11月3日は文化の日です。芸術の秋、行楽の秋、食欲の秋など秋は一年を通じて過ごしやすい季節で、文化の秋でもあります。いろいろな文化に触れるのにいい時期です。
今日は、薪ストーブの文化について考えてみようと思います。
薪ストーブの歴史は古く、14世紀後半にフランスで誕生したと言われています。
その後、ヨーロッパ各地へ広がり、特に北欧で進化していきました。ノルウェー、フィンランド、デンマークなど北欧地域で薪ストーブ文化が根付き様々なメーカーが発展していきました。薪ストーブの発達とともに、薪を供給するための道具も進化していき、斧、チェーンソーなどの分野でもヨーロッパのメーカーが現代でも有名です。
14世紀以前の暖房器具はというと「暖炉」です。
よく薪ストーブと混同されがちですが、薪ストーブと暖炉は違います。暖炉は火のついた薪の周囲とその熱で暖められた周囲のレンガが暖かく、ほとんどの熱エネルギーは煙突から外へ放出されます。薪ストーブは鋳鉄製の躯体が自ら熱を持ち放射熱と輻射熱により、周囲の空気を暖め室内全体を暖める点です。また、暖炉では裸火がむき出しとなっており、火災の危険がありますが、薪ストーブでは火は鋳鉄製の箱の中で燃えるため、火災の危険性は低下します。
現在の薪ストーブの元になる開発をしたのが、「ベンジャミン・フランクリン」と言われています。ベンジャミン・フランクリンが鉄製の箱型薪ストーブを開発し、箱の中に火を閉じ込めることにより、火災の危険性の低下と暖房効率が向上したと言われています。
そんな薪ストーブですが、日本にはいつ頃からあったのでしょうか。
日本で初めて製作された薪ストーブは1856年(安政3年)の函館が始まりと言われています。函館奉行がイギリス船が北海道に入港する際に使用していた薪ストーブを参考に作られたそうです。
函館が「薪ストーブ発祥の地」となります。
当時の呼び名は「カッヘル」と呼ばれおり、オランダ語で石炭ストーブという意味だそうです。
その後、明治時代に入るとストーブは徐々に庶民へと広がり、石炭を燃料とした石炭ストーブが広がっていきます。だるまストーブ、寸胴ストーブなどと呼ばれ石炭を投入し暖をとるようになったと言われています。
日本には古くから囲炉裏文化があり、家の中に囲炉裏があり、囲炉裏で薪を焚き、その熱で料理を行い、暖をとり、煙で食料をいぶし保存食として利用してきました。また、合掌造りの家では、囲炉裏で焚いた薪の煙が屋根材の防腐剤としても利用されていました。

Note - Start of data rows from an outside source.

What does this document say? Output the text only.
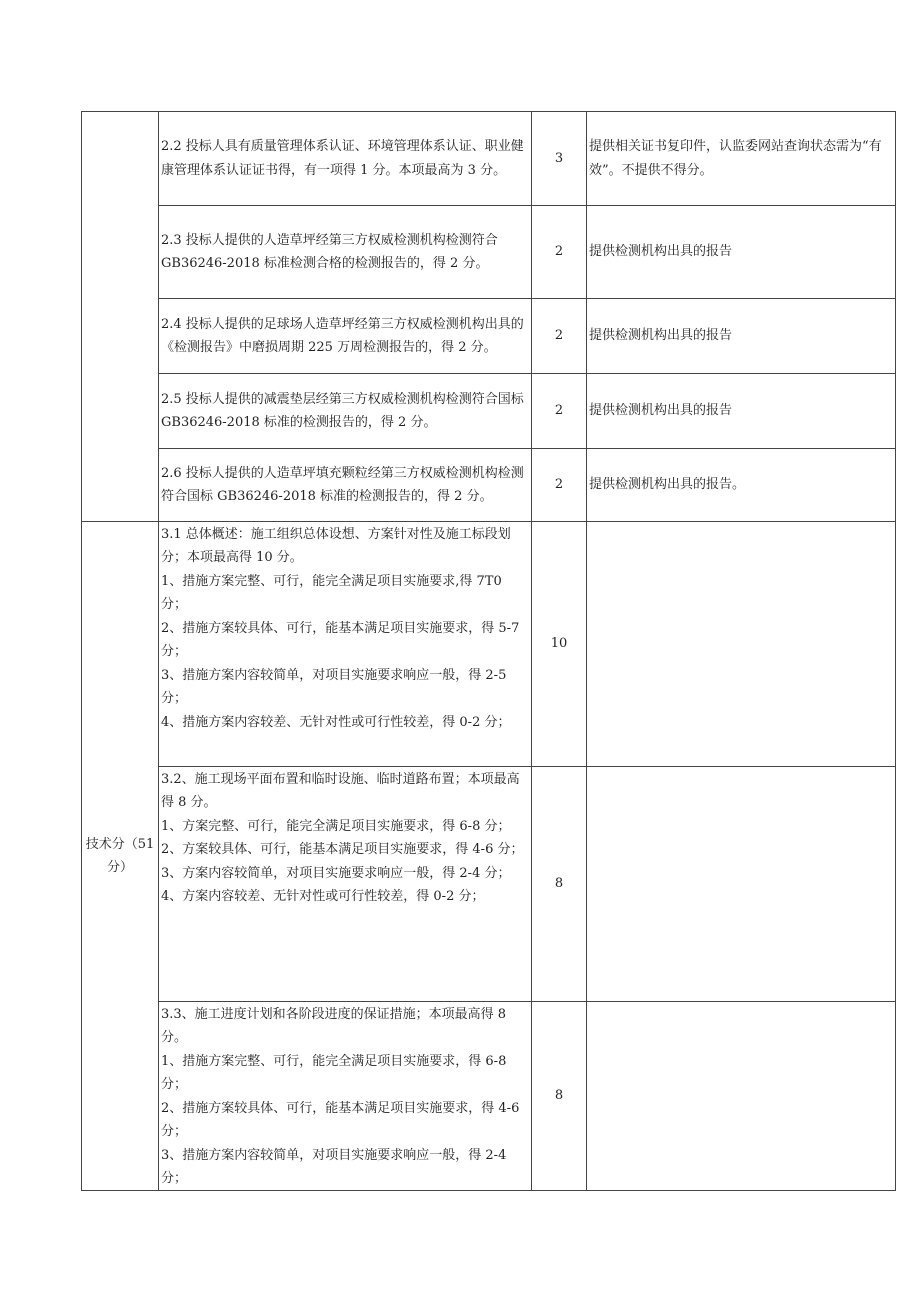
	2.2 投标人具有质量管理体系认证、环境管理体系认证、职业健康管理体系认证证书得，有一项得 1 分。本项最高为 3 分。	3	提供相关证书复印件，认监委网站查询状态需为“有效”。不提供不得分。

	2.3 投标人提供的人造草坪经第三方权威检测机构检测符合 GB36246-2018 标准检测合格的检测报告的，得 2 分。	2	提供检测机构出具的报告

	2.4 投标人提供的足球场人造草坪经第三方权威检测机构出具的《检测报告》中磨损周期 225 万周检测报告的，得 2 分。	2	提供检测机构出具的报告

	2.5 投标人提供的减震垫层经第三方权威检测机构检测符合国标 GB36246-2018 标准的检测报告的，得 2 分。	2	提供检测机构出具的报告

	2.6 投标人提供的人造草坪填充颗粒经第三方权威检测机构检测符合国标 GB36246-2018 标准的检测报告的，得 2 分。	2	提供检测机构出具的报告。
技术分（51分）	3.1 总体概述：施工组织总体设想、方案针对性及施工标段划分；本项最高得 10 分。
1、措施方案完整、可行，能完全满足项目实施要求,得 7T0 分；
2、措施方案较具体、可行，能基本满足项目实施要求，得 5-7 分；
3、措施方案内容较简单，对项目实施要求响应一般，得 2-5 分；
4、措施方案内容较差、无针对性或可行性较差，得 0-2 分；	10	

	3.2、施工现场平面布置和临时设施、临时道路布置；本项最高得 8 分。
1、方案完整、可行，能完全满足项目实施要求，得 6-8 分；
2、方案较具体、可行，能基本满足项目实施要求，得 4-6 分；
3、方案内容较简单，对项目实施要求响应一般，得 2-4 分；
4、方案内容较差、无针对性或可行性较差，得 0-2 分；	8	

	3.3、施工进度计划和各阶段进度的保证措施；本项最高得 8 分。
1、措施方案完整、可行，能完全满足项目实施要求，得 6-8 分；
2、措施方案较具体、可行，能基本满足项目实施要求，得 4-6 分；
3、措施方案内容较简单，对项目实施要求响应一般，得 2-4 分；	8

世界には北米とヨーロッパ(特に北欧)に薪ストーブ文化が根付いています。
ヨーロッパの冬の寒さは厳しく、マイナス20℃以下になることもあるそうで、火は冬の生活になくてはならないものでした。暖炉で暖をとることから、薪ストーブに生活様式が変わっていったと言われています。
ヨーロッパでも産業革命以降、石炭や石油を使用した暖房器具が人々の暮らしに浸透し、薪ストーブ文化が廃れた時期もあったそうですが、第二次世界大戦時の燃料不足から薪ストーブへの回帰があり、現在は環境保護の観点から薪ストーブが見直されているそうです。
薪ストーブのメーカーも北米系のバーモントキャスティング、ダッチウエスト、ヨーロッパ系のヨツール、ドブレ、モルソー、ネスターマーティン、スキャンなど数多くのメーカーが個性を出して競い合っています。現在は暖房器具だけでなく、炎を楽しむため、ガラス面が大きくして炎のゆらめきを楽しめる機種や燃焼時の熱を利用した料理ができる機種なども販売されています。
薪ストーブの周辺器具も豊富にあり、斧、チェーンソーなども数多くあります。
斧は、薪を切るためだけでなく、斧を投げて的あてをする文化もあるそうで、人々の生活の中に溶け込んでいるようです。グレンスフォッシュブルークというメーカーの斧は職人が一つ一つを手作りしており、製品には製作者のイニシャルが刻まれています。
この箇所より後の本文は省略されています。